Une difficulté spécifique réside toutefois dans ce domaine particulier : à l'inverse des domaines qui visent à produire des manifestations non verbales extériorisées et perceptibles par les sens de la vue, du toucher, de l'ouïe, et parfois par une combinaison sensorielle, la connaissance de soi ne vise pas à produire un signe extérieur particulier, elle ne se matérialise que dans l'intériorité de la conscience et ne possède pas une dimension extérieure aisément repérable, quoi qu'elle puisse être subtilement perceptible néanmoins. C'est pourquoi s'il ne viendrait à personne l'idée de confondre la pédagogie verbale de la peinture avec la peinture en tant que telle, dans le cas de la connaissance de soi, cette distinction est plus subtile car celle-ci ne produit pas d'objets extérieurs identifiables.
De la même manière, l'écoute qui est la voie de la connaissance de soi, n'est pas une activité mentale. La difficulté tient au fait que notre langage occidental ordinaire n'offre pas beaucoup de définition simple et claire de tout ce qui touche à la vie de l'esprit. Il est assez facile de se faire comprendre si l'on parle d'un pied, d'une jambe ou d'une main, de la forme ronde ou carrée, et si l'on s'adresse à des voyants non daltoniens, ce que sont les couleurs rouge ou verte. Mais la définition de la pensée, la conscience, l'esprit, le mental, etc. est plus nébuleuse. Généralement, une pratique clinique, un système philosophique, ou un enseignement spirituel se doit de définir le sens de ces mots, ou du moins certains d'entre eux.
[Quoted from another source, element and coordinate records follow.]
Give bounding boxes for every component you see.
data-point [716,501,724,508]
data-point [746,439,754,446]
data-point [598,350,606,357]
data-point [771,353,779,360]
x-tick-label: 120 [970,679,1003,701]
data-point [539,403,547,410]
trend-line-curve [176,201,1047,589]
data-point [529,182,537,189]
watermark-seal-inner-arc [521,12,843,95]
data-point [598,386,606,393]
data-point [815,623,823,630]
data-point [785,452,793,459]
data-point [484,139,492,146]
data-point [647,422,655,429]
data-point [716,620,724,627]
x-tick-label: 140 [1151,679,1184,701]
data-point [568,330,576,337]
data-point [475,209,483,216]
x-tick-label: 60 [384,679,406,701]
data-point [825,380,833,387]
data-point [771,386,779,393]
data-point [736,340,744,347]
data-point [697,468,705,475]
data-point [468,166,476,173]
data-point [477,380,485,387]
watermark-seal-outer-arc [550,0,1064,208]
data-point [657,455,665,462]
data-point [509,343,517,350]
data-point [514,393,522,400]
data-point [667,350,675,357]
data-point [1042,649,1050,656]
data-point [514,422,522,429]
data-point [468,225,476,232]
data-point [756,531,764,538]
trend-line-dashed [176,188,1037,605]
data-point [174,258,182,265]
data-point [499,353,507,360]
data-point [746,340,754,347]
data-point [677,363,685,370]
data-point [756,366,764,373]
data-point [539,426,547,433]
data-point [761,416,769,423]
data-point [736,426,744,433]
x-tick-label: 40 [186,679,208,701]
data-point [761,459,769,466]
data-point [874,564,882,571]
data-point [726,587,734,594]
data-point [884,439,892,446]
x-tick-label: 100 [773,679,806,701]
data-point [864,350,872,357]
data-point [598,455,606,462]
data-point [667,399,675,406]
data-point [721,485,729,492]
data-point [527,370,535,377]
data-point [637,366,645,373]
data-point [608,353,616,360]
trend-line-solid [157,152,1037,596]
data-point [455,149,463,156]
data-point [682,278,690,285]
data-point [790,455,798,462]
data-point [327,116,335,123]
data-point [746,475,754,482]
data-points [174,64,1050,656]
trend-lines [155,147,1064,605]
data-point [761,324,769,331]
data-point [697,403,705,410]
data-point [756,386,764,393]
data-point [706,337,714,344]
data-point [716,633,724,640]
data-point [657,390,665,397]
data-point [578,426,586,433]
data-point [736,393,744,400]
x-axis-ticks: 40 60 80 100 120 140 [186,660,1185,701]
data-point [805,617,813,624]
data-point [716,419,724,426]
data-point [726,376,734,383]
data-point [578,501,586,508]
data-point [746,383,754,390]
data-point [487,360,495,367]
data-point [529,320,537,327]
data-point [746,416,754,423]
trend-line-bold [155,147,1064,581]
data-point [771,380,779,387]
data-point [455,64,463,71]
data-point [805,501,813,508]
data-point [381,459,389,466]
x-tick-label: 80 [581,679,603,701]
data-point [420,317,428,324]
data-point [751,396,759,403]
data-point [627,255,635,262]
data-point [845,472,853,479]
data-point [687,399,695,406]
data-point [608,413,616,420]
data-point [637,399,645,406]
Une distinction importante que nous devons garder à l'esprit, concerne le fait de vivre une situation sur le plan mental ou cérébral, ou bien de verbaliser une telle situation. Dans le premier cas, le vécu est filtré, vécu par le biais du cerveau, " bloqué " sur le plan mental, dans le second cas, il s'agit de rendre compte au moyen des mots d'un vécu qui peut être physique, sensoriel, etc.
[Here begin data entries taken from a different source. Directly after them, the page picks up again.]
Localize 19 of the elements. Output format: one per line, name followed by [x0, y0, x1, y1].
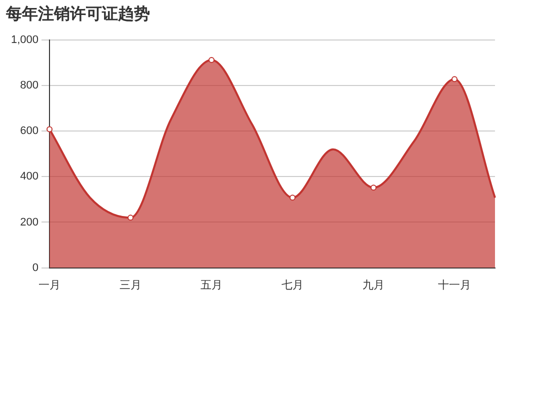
point [452, 76, 458, 82]
point [290, 194, 296, 201]
y-tick-label: 200 [20, 216, 39, 228]
y-tick-label: 800 [20, 80, 39, 92]
y-tick-label: 0 [32, 262, 39, 274]
x-tick-label: 一月 [38, 279, 61, 292]
x-tick-label: 五月 [200, 279, 223, 292]
point [208, 57, 215, 64]
x-tick-label: 七月 [282, 278, 304, 292]
x-tick-label: 十一月 [438, 278, 471, 292]
y-tick-label: 1,000 [10, 34, 39, 46]
y-tick-label: 400 [20, 170, 39, 183]
chart-title: 每年注销许可证趋势 [6, 4, 150, 25]
x-tick-label: 三月 [120, 279, 142, 292]
point [370, 184, 377, 191]
x-tick-label: 九月 [362, 278, 385, 292]
point [128, 214, 134, 221]
point [46, 126, 53, 132]
y-tick-label: 600 [20, 125, 39, 138]
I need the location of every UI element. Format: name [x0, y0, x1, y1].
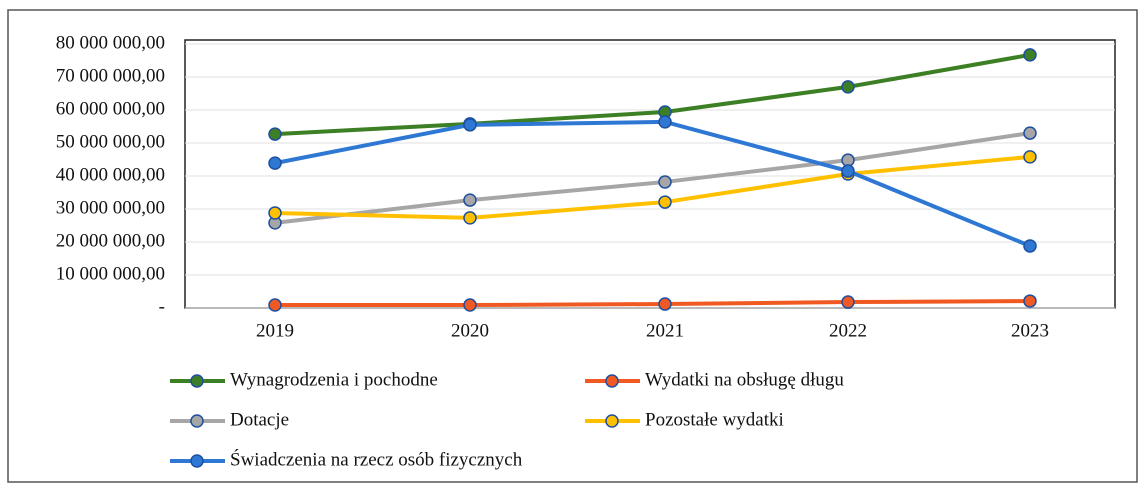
data-point — [658, 115, 672, 129]
data-point — [1023, 150, 1037, 164]
x-tick-label: 2023 — [1011, 320, 1049, 341]
x-tick-label: 2021 — [646, 320, 684, 341]
legend-label: Wydatki na obsługę długu — [645, 369, 844, 390]
data-point — [463, 211, 477, 225]
y-tick-label: 30 000 000,00 — [56, 197, 165, 218]
legend-marker — [605, 414, 619, 428]
data-point — [463, 193, 477, 207]
x-tick-label: 2022 — [829, 320, 867, 341]
data-point — [841, 164, 855, 178]
y-tick-label: 70 000 000,00 — [56, 65, 165, 86]
y-tick-label: 60 000 000,00 — [56, 98, 165, 119]
legend-label: Wynagrodzenia i pochodne — [230, 369, 438, 390]
data-point — [1023, 48, 1037, 62]
legend-marker — [190, 414, 204, 428]
y-tick-label: 10 000 000,00 — [56, 263, 165, 284]
data-point — [841, 295, 855, 309]
data-point — [1023, 294, 1037, 308]
legend-marker — [605, 374, 619, 388]
y-tick-label: 50 000 000,00 — [56, 131, 165, 152]
data-point — [268, 127, 282, 141]
y-tick-label: 80 000 000,00 — [56, 32, 165, 53]
data-point — [658, 297, 672, 311]
legend-label: Pozostałe wydatki — [645, 409, 784, 430]
y-tick-label: 20 000 000,00 — [56, 230, 165, 251]
data-point — [1023, 239, 1037, 253]
y-tick-label: 40 000 000,00 — [56, 164, 165, 185]
data-point — [658, 175, 672, 189]
data-point — [658, 195, 672, 209]
data-point — [463, 298, 477, 312]
data-point — [841, 80, 855, 94]
data-point — [268, 298, 282, 312]
legend-label: Dotacje — [230, 409, 289, 430]
series-line — [275, 299, 1031, 308]
data-point — [1023, 126, 1037, 140]
frame — [7, 9, 1138, 483]
y-tick-label: - — [159, 296, 165, 317]
data-point — [268, 206, 282, 220]
legend-marker — [190, 374, 204, 388]
plot-frame — [184, 39, 1116, 309]
data-point — [268, 156, 282, 170]
x-tick-label: 2020 — [451, 320, 489, 341]
legend-label: Świadczenia na rzecz osób fizycznych — [230, 448, 523, 470]
data-point — [463, 118, 477, 132]
x-tick-label: 2019 — [256, 320, 294, 341]
legend-marker — [190, 454, 204, 468]
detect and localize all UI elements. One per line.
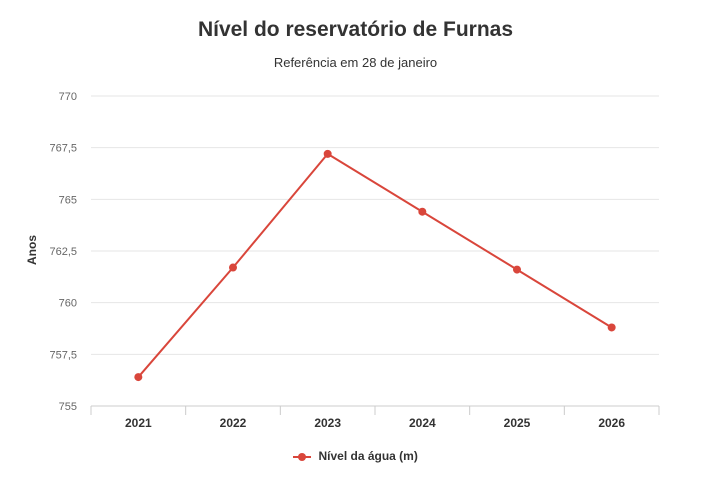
legend-label: Nível da água (m): [318, 449, 418, 463]
x-axis: 2021 2022 2023 2024 2025 2026: [90, 405, 660, 430]
y-tick-label: 767,5: [49, 143, 77, 155]
data-point[interactable]: [323, 149, 332, 158]
data-point[interactable]: [513, 265, 521, 274]
data-point[interactable]: [134, 373, 143, 382]
legend[interactable]: Nível da água (m): [0, 449, 711, 463]
series-line: [137, 152, 613, 378]
x-tick-label: 2021: [125, 416, 152, 430]
data-point[interactable]: [607, 323, 616, 332]
x-tick-label: 2026: [598, 416, 625, 430]
chart-title: Nível do reservatório de Furnas: [197, 18, 514, 41]
chart-subtitle: Referência em 28 de janeiro: [273, 55, 438, 70]
y-tick-label: 770: [59, 91, 77, 103]
y-tick-label: 760: [59, 298, 77, 310]
y-axis-title: Anos: [25, 235, 39, 265]
series-group: [134, 149, 616, 382]
y-tick-label: 755: [59, 401, 77, 413]
x-tick-label: 2022: [220, 416, 247, 430]
data-point[interactable]: [418, 207, 427, 216]
y-tick-label: 762,5: [49, 246, 77, 258]
x-tick-label: 2024: [409, 416, 436, 430]
y-tick-label: 757,5: [49, 349, 77, 361]
x-tick-label: 2025: [504, 416, 531, 430]
grid-lines: [91, 95, 659, 355]
legend-marker-icon: [293, 451, 312, 463]
x-tick-label: 2023: [314, 416, 341, 430]
data-point[interactable]: [229, 263, 237, 272]
y-axis-ticks: 755 757,5 760 762,5 765 767,5 770: [49, 91, 77, 413]
y-tick-label: 765: [59, 194, 77, 206]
Ces distinctions n'apparaissent clairement que pour qui les met en œuvre, en fait l'expérience pratique. C'est précisément ce en quoi consiste la connaissance de soi. Il s'agit d'une disposition d'une très grande réceptivité, non dirigée, non focalisée, associé à un travail du discernement. Strictement parlant, seul le discours qui n'est pas captif des mots peut pointer vers cet au-delà du verbal. C'est pourquoi, à un point donné, le silence et la parole ne se distinguent plus.